JEDDAH: Saudi engineers and researchers have completed work on a payload for a Chinese space vehicle that will explore the moon, the Saudi Press Agency reported on Monday.
The joint exploration is in line with a memorandum of understanding concluded between China and Saudi Arabia during King Salman's visit to Beijing in mid-March 2017, the SPA said, quoting Prince Turki bin Saud bin Mohammed, president of King Abdulaziz City for Science and Technology (KACST).
The joint venture intends to study and explore the moon, "particularly the invisible side of it to provide scientific data for researchers and specialist in space research and science."
As agreed upon by the KACST and the Chinese Space Agency, the Saudi side will build a payload for a space sensory system for use in filming and take photos of the moon.

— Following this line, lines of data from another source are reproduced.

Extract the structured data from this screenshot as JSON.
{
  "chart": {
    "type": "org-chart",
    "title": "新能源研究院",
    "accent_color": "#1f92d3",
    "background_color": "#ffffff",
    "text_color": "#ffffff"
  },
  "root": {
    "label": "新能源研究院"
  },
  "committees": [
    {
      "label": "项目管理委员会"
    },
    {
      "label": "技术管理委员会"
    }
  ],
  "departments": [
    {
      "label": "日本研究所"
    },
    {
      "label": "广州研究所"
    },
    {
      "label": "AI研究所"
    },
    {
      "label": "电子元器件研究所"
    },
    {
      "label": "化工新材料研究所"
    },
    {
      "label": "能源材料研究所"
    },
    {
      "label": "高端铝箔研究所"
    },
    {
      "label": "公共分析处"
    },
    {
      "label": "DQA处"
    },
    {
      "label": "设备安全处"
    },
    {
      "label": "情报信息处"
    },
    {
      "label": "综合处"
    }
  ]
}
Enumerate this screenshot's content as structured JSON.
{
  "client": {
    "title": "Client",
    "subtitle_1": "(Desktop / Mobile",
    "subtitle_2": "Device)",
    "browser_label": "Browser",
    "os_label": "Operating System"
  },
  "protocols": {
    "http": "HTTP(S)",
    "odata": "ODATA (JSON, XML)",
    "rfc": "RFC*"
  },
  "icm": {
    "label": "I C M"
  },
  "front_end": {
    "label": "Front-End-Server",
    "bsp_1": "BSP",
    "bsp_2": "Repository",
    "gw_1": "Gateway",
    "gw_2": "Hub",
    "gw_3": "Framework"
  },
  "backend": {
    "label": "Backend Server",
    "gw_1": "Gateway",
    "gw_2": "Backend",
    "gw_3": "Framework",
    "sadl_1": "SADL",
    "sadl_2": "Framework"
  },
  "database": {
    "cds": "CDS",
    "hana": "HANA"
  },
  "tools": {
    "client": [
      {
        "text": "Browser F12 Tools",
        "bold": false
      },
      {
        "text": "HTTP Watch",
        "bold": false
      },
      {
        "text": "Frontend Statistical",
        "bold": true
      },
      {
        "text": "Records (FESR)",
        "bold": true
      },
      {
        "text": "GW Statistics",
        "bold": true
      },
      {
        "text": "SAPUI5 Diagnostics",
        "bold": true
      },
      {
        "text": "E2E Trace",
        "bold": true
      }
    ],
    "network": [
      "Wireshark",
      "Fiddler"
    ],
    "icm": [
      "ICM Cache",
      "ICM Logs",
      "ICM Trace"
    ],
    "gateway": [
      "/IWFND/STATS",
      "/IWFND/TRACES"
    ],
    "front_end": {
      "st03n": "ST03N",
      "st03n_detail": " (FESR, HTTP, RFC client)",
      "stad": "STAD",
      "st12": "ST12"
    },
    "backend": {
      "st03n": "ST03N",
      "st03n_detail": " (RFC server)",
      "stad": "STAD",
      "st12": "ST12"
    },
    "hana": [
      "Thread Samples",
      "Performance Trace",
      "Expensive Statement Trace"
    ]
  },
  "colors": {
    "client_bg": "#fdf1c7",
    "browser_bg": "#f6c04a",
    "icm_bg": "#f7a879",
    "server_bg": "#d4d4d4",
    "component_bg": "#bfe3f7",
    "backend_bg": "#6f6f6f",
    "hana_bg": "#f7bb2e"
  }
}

"The payload was readied in a record time of no more than 12 months during which the Saudi research team faced numerous challenges, most prominent of which was the importance of manufacturing a compact payload with a high capacity of less than 10.5 cu.cm and a weight of no more than 630 grams on the Chinese satellite," the KACST head said.
The payload consists of photographic and data processing units, among others, that is not only light in weight but also able to endure the space environment.
The equipment is capable of taking photos from different angles and altitudes that varies according to the lunar orbit changes, Prince Turki was quoted by the SPA as saying.
"Saudi Arabia's taking part in this great event would boost, no doubt, its efforts to develop its satellite technologies and use it in several fields of reconnaissance and distance censoring as well as space telecommunications, in addition to proceeding with the march of catching the world race in this field," he said.